И все же с дороги определенно раздавались голоса, и один из них принадлежал обладателю сна, увиденного Дженни, сна, который пробудил ее к началу новой жизни. Дженни проснулась и захотела, чтобы этот человек стал ей родным. Она подошла к окну, еще окончательно не проснувшись, с заспанными глазами, подталкиваемая любопытством увидеть того, с кем разделила общий сон. День был теплый, в воздухе пахло мятой. Вокруг все зеленело и благоухало, у Дженни даже голова закружилась от цветочной пыльцы. Пчелы давно принялись за работу, жужжа в первых бутонах лавровой изгороди, но Дженни не обратила внимания на их гудение. Ведь в конце дороги стоял он, местный парнишка по имени Уилл Эйвери, шестнадцатилетний подросток, который, несмотря на ранний час, уже напрашивался на неприятности. Его младший брат Мэтт, настолько серьезный, насколько бесшабашный был Уилл, увязался за ним. Братья на спор провели ночь на дальнем берегу озера; победителем объявлялся тот, кто продержится двенадцать часов и не сбежит, даже если в неподвижной воде всплывет легендарная дохлая лошадь. Оказалось, они оба выдержали испытание до самого утра, несмотря на лягушек, грязь и первых комаров, и теперь в воздухе разносился веселый мальчишеский смех.
Дженни уставилась на Уилла Эйвери сквозь весеннюю легкую дымку. И тут же поняла, отчего у нее кружится голова. Она всегда благоговела перед Уиллом и стеснялась заговорить с ним. Этот красавчик с золотистыми кудрями держался нахально и думал только о собственных удовольствиях, а потому не считался ни с другими людьми, ни с общепринятыми правилами. Если где-то возникала опасность или затевалось безрассудное озорство, Уилл Эйвери мигом оказывался в нужном месте. Он хорошо успевал в школе, не прилагая никаких стараний, любил от души повеселиться, не боялся рисковать. Если появлялся повод для веселья, если нужно было что-то сломать или сжечь, он оказывался в первых рядах. Люди, знавшие Уилла, опасались за его безопасность, но тех, кто знал озорника очень хорошо, больше волновала безопасность окружавших его мальчишек.
Теперь, когда Дженни увидела его сон, она осмелела. Ей показалось, что Уилл Эйвери уже породнился с ней, что их сны и реальная жизнь переплелись и стали одним целым. Дженни потрясла головой, распутывая волосы, и сложила пальцы крестом на удачу. Она приказала себе ничего не бояться, вроде той бесстрашной женщины в его сне, что была готова пройти по воде ради любимого, — темноволосой незнакомки, смело добивавшейся желаемого.
— Иди сюда, — тихо произнесла Дженни первые слова в день своего тринадцатилетия.
Лягушки оглушительно квакали. Кровь закипала от весенней лихорадки. Другие девочки, ее сверстницы, знали, что хотят получить в день рождения, задолго до того, как этот день наступал: серебряные браслеты, золотые колечки, белые розы, подарки, обвязанные шелковой ленточкой. Все эти пустяки не интересовали Дженни Спарроу. Она понятия не имела, что бы ей такого захотеть, пока не увидела Уилла Эйвери. Вот тогда она поняла: ей нужен он.

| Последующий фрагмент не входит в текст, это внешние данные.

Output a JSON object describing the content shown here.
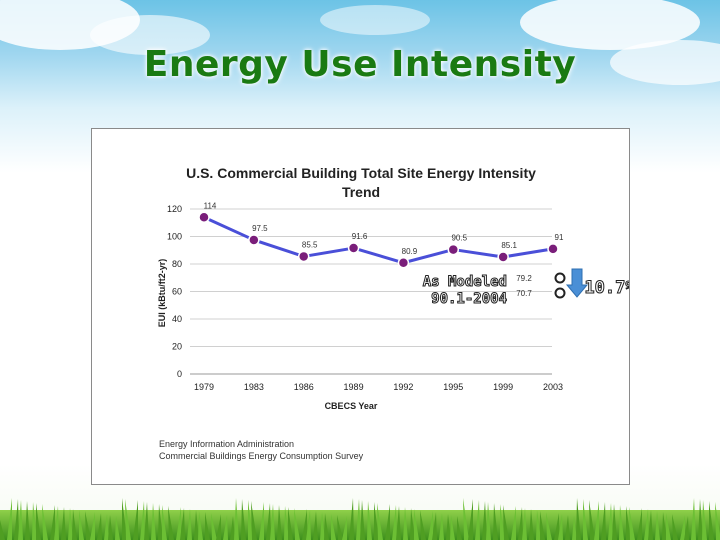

— Обернись, — прошептала она, и в ту же секунду Уилл взглянул на дом.
Дженни быстро оделась, босая сбежала вниз и шагнула в весну. Ей казалось, она летит, а Кейк-хаус за ее спиной, с его сырыми заброшенными комнатами, обращается в пепел. Если это и было желание — холодная трава под ступнями, запах мяты, который она вдыхала, бешеное биение пульса, — то ей хотелось, чтобы оно не проходило. Пусть длится вечно.

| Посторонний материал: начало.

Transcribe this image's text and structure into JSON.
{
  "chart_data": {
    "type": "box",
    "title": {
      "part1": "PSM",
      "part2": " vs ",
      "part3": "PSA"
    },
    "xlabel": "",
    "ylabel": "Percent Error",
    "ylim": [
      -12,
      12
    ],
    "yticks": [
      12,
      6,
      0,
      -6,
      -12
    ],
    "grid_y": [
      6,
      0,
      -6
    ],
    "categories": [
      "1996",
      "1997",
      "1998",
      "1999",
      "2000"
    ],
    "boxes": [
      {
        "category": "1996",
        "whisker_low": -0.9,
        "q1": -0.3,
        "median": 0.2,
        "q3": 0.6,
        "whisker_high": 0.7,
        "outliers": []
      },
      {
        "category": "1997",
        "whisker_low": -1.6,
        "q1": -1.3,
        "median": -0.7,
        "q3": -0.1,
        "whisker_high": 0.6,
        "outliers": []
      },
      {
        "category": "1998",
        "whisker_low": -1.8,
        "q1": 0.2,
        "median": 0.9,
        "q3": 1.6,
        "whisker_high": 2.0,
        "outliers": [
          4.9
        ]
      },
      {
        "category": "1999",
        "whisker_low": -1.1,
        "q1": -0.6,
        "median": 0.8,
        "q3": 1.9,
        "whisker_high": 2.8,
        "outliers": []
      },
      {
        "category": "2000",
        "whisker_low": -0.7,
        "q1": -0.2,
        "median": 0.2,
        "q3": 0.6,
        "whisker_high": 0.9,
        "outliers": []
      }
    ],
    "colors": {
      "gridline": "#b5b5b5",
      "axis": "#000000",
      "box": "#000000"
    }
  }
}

Несколько дней тому назад началась весенняя миграция, и небо заполнилось птицами. Воловьи птицы, слишком ленивые, чтобы выводить собственных птенцов, находили гнезда воробьев и соек и, примостившись на краю, выбрасывали голубые и пятнистые яйца, по праву находившиеся внутри, заменяя их собственным, более крупным потомством, которому предстояло вылупиться раньше. Мартовское солнце светило на удивление ярко и горячо; такое тепло было способно проникнуть под одежду и растечься по всем жилам. До этого утра Дженни, тихая и мрачная, боялась темноты и собственной тени. Теперь она превратилась в другого человека, девочку, щурившуюся от ослепительного света; она могла взлететь, если бы захотела, и ни секунды не колебалась, когда Уилл Эйвери попросил у нее позволения войти в дом. Она смело взяла его за руку и повела прямо к двери.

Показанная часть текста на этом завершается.